That said, if the store page grossly understates those requirements, feel free to report. Games get updates & patches all the time so having a game of nominally 100 GB take 112 GB, yeah that can happen. But if the game reports using 20 GB and then takes 100 GB to be played, that would be grounds for reporting.
https://store.steampowered.com/app/1402320/Medal_of_Honor_Above_and_Beyond/
Developers create and manage their games, not Valve. Some games take up more space than others, there's not some arbitrary size limit that needs to be enforced.
If you don't like large games, don't buy large games. If you have insufficient space and don't meet the requirements for games then you'll have to upgrade. Valve doesn't exist to project your beliefs, values, or hangups onto developers. Nor do they exist to control system requirements so people with crummy systems can play any game.
Valve serves so many games, tens of thousands of titles, and they take up so much space that another 100-300GB for the next game hardly matters. It's a drop in the bucket.
Steam doesn't have a reason to block anyone just because of file size.
Why should Valve be concerned with the install space a game takes? It's up to the user to ensure they have the hardware to be able to play the game.
In 2020 we reached a price of less than $1.00 per Gigabyte of storage (on average). Quick example my Seagate Barracudas with 4TB of storage each cost about $70 nowadays which would make a total of $1.25 per GB and they even have horsepowers that are totally irrelevant to gaming. If I want to double that amount I am sitting at $140 for 8TB which is still a laughable amount assuming that the average Gaming-PC setup notes at $1000. Besides on pre-built machines storage usually comes way cheaper than listed.
Hopefully doing everything from the ground up again will make things different as they did get themselves into a huge pickle last time.
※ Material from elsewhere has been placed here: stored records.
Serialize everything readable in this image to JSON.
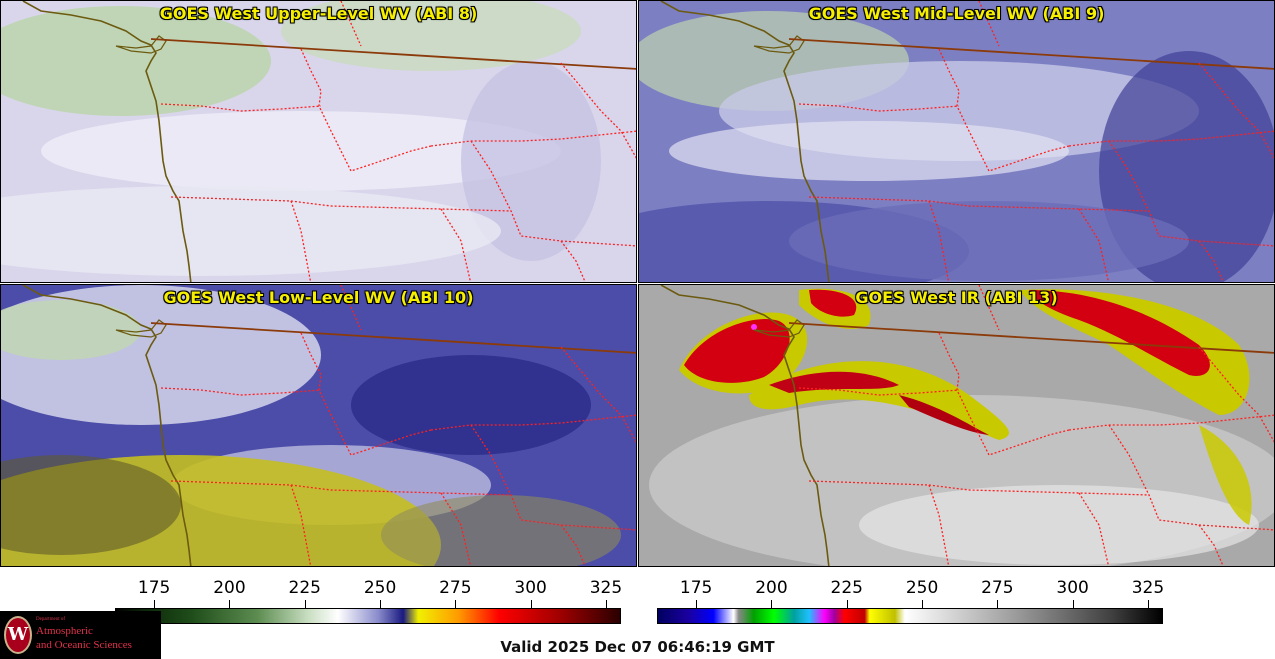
{
  "panels": [
    {
      "title": "GOES West Upper-Level WV (ABI 8)",
      "palette": "upper"
    },
    {
      "title": "GOES West Mid-Level WV (ABI 9)",
      "palette": "mid"
    },
    {
      "title": "GOES West Low-Level WV (ABI 10)",
      "palette": "low"
    },
    {
      "title": "GOES West IR (ABI 13)",
      "palette": "ir"
    }
  ],
  "colorbars": {
    "wv": {
      "ticks": [
        "175",
        "200",
        "225",
        "250",
        "275",
        "300",
        "325"
      ],
      "range": [
        162,
        330
      ]
    },
    "ir": {
      "ticks": [
        "175",
        "200",
        "225",
        "250",
        "275",
        "300",
        "325"
      ],
      "range": [
        162,
        330
      ]
    }
  },
  "valid_time": "Valid 2025 Dec 07 06:46:19 GMT",
  "logo": {
    "line0": "Department of",
    "line1": "Atmospheric",
    "line2": "and Oceanic Sciences"
  },
  "colors": {
    "coastline": "#6b5a10",
    "state_borders": "#ff2020",
    "intl_border": "#8b3a0a",
    "title": "#f6f000"
  }
}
Tiny updates that could've been made server-side were being burdened locally on the user where they'd have to download a 30gb rewrite just to play the game all because of a couple of gun stat changes for instance. If Sony and Microsoft were authorising the calamitous patching like that then don't expect Valve to do anything even if it was partially in their remit. We just gotta hope that if the game does come to Steam that it's executed in better fashion architecturally and in terms of upkeep.
Not sure what the issue is.
Files are compressed for transfer. ARK: Survival Evolved is about 240 GB download and takes almost 300 GB of space after download.
Games are not typically compressed on your local drive.
Valve allows any size of game. They have no reason to restrict it and the system requirements are clearly stated on the game's store page. Game sizes will simply continue to go up in size due to graphics, physics, length and many other aspects of games, especially in the "AAA" gaming space, where users tend to demand such improvements.
If you like example tell me which game, and I tell you if there a fix for it. This isn't new thing, this been known for years via Steam, AND GoG, kind of the point of community driven to fix things.